Dalam *Tahafut al-Falasifah*, Al-Ghazali juga memberikan kritik mendalam terhadap pandangan filsafat yang berlebihan dalam mengedepankan rasionalitas, terutama dalam hal-hal yang tidak dapat dijangkau oleh akal semata. Menurutnya, akal dan wahyu harus bekerja secara harmonis, tidak saling menafikan satu sama lain. Ini sesuai dengan firman Allah dalam Al-Quran: 


علم الإنسان ما لم يعلم (سورة العلق : ٥)


 _"Dan Dia mengajarkan kepada manusia apa yang tidak diketahuinya."_ (QS. Al-Alaq [96]: 5)


Ayat ini menunjukkan bahwa tidak semua pengetahuan manusia dapat dicapai melalui usaha rasional, tetapi ada pengetahuan yang diperoleh melalui wahyu dan ilham. Oleh karena itu, dalam Islam, pendekatan ilmiah tidak hanya melibatkan aspek rasional dan empiris saja, tetapi juga mengakui kebenaran yang datang dari wahyu ilahi dan tradisi yang dapat dipercaya secara turun temurun.

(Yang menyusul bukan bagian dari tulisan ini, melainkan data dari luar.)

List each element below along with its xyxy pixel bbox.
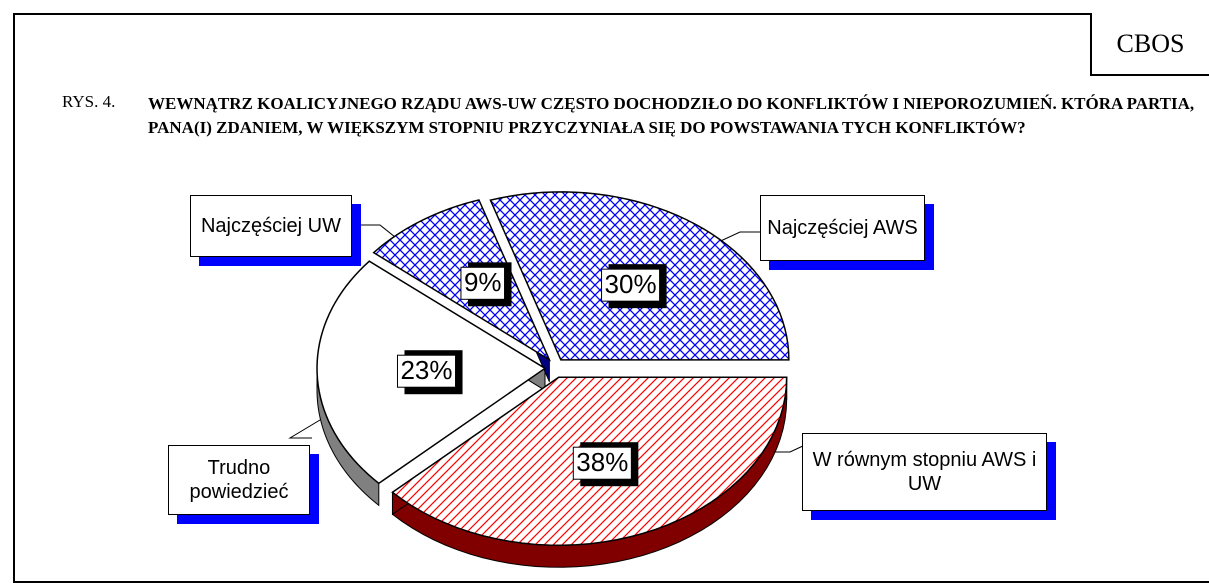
value-label-box: [572, 446, 632, 480]
value-label-box: [601, 268, 661, 302]
value-label-text: 23%: [400, 355, 452, 385]
value-label-text: 38%: [576, 447, 628, 477]
figure-label: RYS. 4.: [62, 92, 116, 111]
category-label: Trudno powiedzieć: [168, 445, 310, 515]
value-label: 23%: [396, 350, 463, 395]
value-label-box: [460, 266, 506, 300]
category-label: Najczęściej UW: [190, 195, 352, 257]
value-label-text: 30%: [605, 269, 657, 299]
value-label: 38%: [572, 442, 639, 487]
value-label: 9%: [460, 262, 512, 307]
category-label: Najczęściej AWS: [760, 195, 925, 261]
category-label: W równym stopniu AWS i UW: [802, 433, 1047, 511]
chart-title: WEWNĄTRZ KOALICYJNEGO RZĄDU AWS-UW CZĘST…: [148, 94, 1195, 137]
value-label: 30%: [601, 264, 667, 309]
value-label-box: [396, 354, 457, 388]
value-label-text: 9%: [464, 267, 502, 297]
source: CBOS: [1090, 13, 1209, 76]
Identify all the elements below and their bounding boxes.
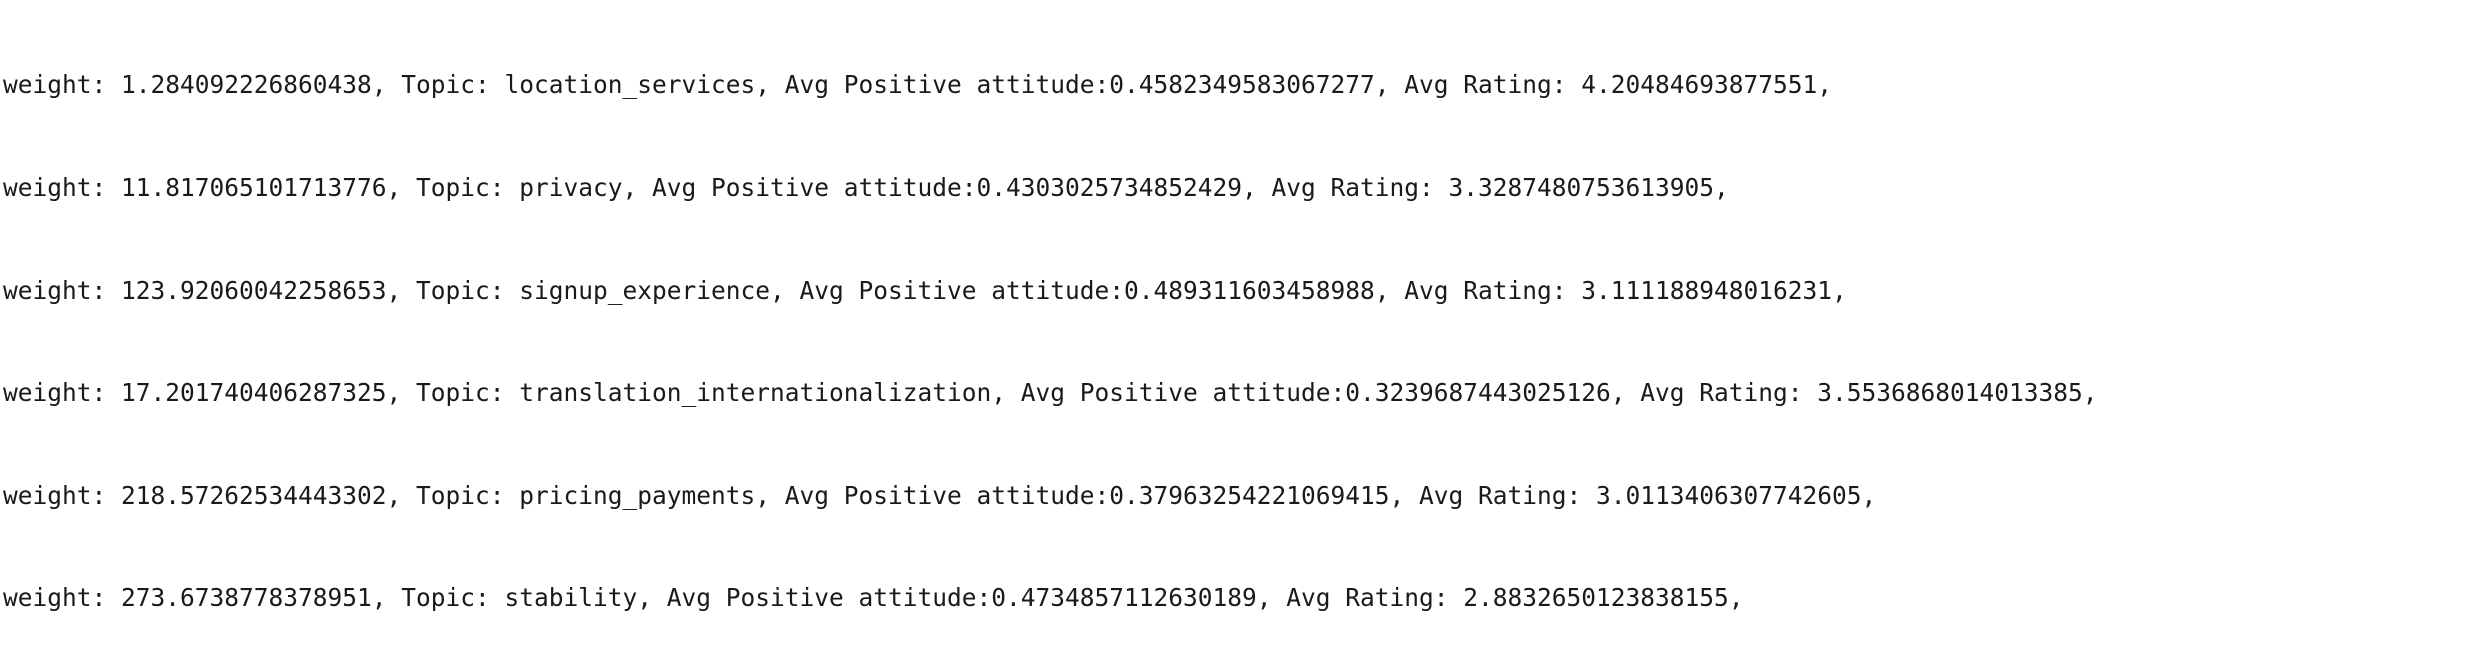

Dengan demikian, kritik terhadap pandangan Pak Gembul yang hanya mengedepankan logika rasional tanpa mengakui aspek lain dari keilmuan Islam seperti *Syuhroh, Tawatur*, dan *kebenaran melalui wahyu* menunjukkan adanya keterbatasan dalam memahami kebenaran secara menyeluruh. Dalam Islam, metode keilmuan bersifat holistik, mencakup aspek rasional, empiris, dan transenden, yang semua itu bekerja dalam keselarasan untuk mencapai kebenaran yang hakiki.


---

Referensi :


1. Al-Ghazali, Abu Hamid. _Tahafut al-Falasifah_. Terjemahan: _The Incoherence of the Philosophers_. Islamic Texts Society, 2000.

2. Ibn Hajar Al-Asqalani. _Fath al-Bari Sharh Sahih al-Bukhari_. Dar al-Ma'arif, 1986.

3. Muslim ibn al-Hajjaj. _Sahih Muslim_. Kitab hadis.

4. Ahmad ibn Hanbal. _Musnad Ahmad_. Mu'assasat al-Risalah, 1999.

5. An-Nawawi, Yahya ibn Sharaf. _Sharh Sahih Muslim_. Dar Al-Fikr, 1995.